The bar for employment has also been set higher these days. I remember speaking to a guy in IT who would've been 40 when I was 25 so 50 now that said their policy was that if you didn't have a degree you wouldn't even get a look in, whereas he himself never went to uni. The old start in the mail room and work your way up thing is a relic, or to start in the mail room you need a bachelors degree anyway.
 
Depends what degree you are talking

There are a lot of bullshit degrees that really qualify you for nothing. Look at a lot of the arts degrees, why any one would waste their money on them has me stumped. However having a medical, engineering or law degree would be pretty value I would have thought

I've got a finance degree which has served me well, although I wish I knew without a CPA/CA on top your options are extremely limited before I started uni. But if I had my time again I reckon I would have done an electrical apprenticeship and worked for myself.

The one thing that a trade has going for it that most uni degrees don't is the work is always going to be there. Maybe there would be as much demand so wages might take a hit but the work will. People are always going to need their electricity hooked up, their pipes fixed or someone to build a house to live in. But if the IT technology changes or a new program that automates a lot of financial reporting are the IT specialists and accountants going to be needed?
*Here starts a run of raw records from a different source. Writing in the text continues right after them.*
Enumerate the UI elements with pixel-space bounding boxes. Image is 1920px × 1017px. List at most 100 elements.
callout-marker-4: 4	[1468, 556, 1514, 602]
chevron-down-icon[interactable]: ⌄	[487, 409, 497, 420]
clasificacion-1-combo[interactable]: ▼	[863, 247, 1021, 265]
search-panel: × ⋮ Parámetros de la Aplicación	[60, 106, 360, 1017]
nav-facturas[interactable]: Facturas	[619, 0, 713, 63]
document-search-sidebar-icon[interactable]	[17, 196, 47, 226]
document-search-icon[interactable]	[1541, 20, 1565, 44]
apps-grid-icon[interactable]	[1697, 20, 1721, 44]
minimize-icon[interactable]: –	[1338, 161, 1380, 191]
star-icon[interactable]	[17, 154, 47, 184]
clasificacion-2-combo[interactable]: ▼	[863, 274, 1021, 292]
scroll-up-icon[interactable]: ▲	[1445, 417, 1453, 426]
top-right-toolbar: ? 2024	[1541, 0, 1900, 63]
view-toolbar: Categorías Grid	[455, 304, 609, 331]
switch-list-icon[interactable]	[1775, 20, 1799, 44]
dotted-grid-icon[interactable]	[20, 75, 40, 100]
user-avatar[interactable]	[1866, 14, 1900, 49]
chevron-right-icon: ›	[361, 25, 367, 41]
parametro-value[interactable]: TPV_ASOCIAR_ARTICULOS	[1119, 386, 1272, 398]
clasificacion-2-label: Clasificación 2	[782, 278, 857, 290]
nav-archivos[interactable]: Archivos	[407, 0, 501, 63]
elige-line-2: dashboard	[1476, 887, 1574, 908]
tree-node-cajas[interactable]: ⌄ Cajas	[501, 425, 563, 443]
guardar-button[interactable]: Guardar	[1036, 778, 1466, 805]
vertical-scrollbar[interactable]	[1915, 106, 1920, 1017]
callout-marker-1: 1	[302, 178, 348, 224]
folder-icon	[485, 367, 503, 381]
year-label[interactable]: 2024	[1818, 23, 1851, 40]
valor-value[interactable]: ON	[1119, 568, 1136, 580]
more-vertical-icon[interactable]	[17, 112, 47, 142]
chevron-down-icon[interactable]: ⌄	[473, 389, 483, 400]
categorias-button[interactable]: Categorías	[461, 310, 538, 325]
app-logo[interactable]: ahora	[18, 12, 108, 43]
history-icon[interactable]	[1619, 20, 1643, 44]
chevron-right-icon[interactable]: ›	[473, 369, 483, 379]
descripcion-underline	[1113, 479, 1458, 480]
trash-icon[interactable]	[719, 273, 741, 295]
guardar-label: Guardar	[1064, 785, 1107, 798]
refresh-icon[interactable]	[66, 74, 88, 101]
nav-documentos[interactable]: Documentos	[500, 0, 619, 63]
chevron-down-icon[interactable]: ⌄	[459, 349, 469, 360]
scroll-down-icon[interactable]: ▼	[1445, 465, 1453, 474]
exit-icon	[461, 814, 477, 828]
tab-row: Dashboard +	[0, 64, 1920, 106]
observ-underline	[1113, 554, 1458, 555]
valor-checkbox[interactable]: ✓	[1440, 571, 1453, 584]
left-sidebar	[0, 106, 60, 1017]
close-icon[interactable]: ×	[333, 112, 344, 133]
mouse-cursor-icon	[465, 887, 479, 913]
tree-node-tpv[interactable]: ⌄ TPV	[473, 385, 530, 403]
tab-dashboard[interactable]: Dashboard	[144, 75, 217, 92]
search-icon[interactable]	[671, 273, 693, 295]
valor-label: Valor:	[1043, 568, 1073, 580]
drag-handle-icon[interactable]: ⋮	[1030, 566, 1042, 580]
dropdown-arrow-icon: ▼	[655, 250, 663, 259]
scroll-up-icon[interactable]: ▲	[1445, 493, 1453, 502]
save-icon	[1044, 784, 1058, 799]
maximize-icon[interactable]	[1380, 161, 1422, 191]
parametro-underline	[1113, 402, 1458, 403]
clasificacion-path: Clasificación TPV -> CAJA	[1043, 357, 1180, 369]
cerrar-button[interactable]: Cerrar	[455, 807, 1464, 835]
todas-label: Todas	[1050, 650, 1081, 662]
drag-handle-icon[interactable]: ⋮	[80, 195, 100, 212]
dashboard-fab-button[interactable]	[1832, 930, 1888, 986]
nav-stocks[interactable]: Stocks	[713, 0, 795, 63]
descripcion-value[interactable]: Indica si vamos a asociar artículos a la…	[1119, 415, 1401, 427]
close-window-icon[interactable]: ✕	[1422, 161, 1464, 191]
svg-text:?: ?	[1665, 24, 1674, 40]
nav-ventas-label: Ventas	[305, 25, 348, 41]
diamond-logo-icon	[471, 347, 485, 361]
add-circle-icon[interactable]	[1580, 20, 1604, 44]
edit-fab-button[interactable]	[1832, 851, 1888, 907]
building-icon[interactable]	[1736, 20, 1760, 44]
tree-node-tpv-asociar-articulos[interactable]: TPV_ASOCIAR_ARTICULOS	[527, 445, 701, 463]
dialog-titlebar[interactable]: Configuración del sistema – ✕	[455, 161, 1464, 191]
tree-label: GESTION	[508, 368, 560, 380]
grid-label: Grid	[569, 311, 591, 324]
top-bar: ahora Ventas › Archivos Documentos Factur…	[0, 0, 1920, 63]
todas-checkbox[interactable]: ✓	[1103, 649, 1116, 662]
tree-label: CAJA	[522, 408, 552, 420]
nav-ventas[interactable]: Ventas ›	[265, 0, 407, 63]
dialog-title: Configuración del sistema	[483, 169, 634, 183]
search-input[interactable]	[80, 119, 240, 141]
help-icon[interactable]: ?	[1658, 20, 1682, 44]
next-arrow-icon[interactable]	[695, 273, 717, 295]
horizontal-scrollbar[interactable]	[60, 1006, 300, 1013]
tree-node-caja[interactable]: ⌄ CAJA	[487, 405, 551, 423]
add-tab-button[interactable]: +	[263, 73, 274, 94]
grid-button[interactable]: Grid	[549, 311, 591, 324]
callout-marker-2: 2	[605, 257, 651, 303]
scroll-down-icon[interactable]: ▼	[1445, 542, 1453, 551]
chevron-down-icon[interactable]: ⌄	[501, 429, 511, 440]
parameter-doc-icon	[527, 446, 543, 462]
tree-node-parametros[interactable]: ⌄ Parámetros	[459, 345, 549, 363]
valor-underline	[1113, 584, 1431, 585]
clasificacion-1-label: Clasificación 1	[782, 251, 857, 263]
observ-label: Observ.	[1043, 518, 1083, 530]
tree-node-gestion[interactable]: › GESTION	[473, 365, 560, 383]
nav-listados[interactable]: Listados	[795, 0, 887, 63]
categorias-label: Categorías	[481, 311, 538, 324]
Lots of jobs gained from uni degrees long term are at risk from being lost from changes in technology, automation or easy outsourced overseas to cut costs. You cant do that to an electrician or carpenter
 
You actually need to be smart to turn a decent coin out of law. Probably the top 5% or so. Mostly its infested by career students who strut around campus taking 10 years to complete a degree while the stem students crank it out in engineering or medicine. Psychology, Socialism and Journalism students are the same.

The next 20% can probably make a living from government paid jobs like public service, legal aid, aboriginal legal services etc. The next set of duffers end up at one of the ombudsmen departments in highly qualified call centre roles.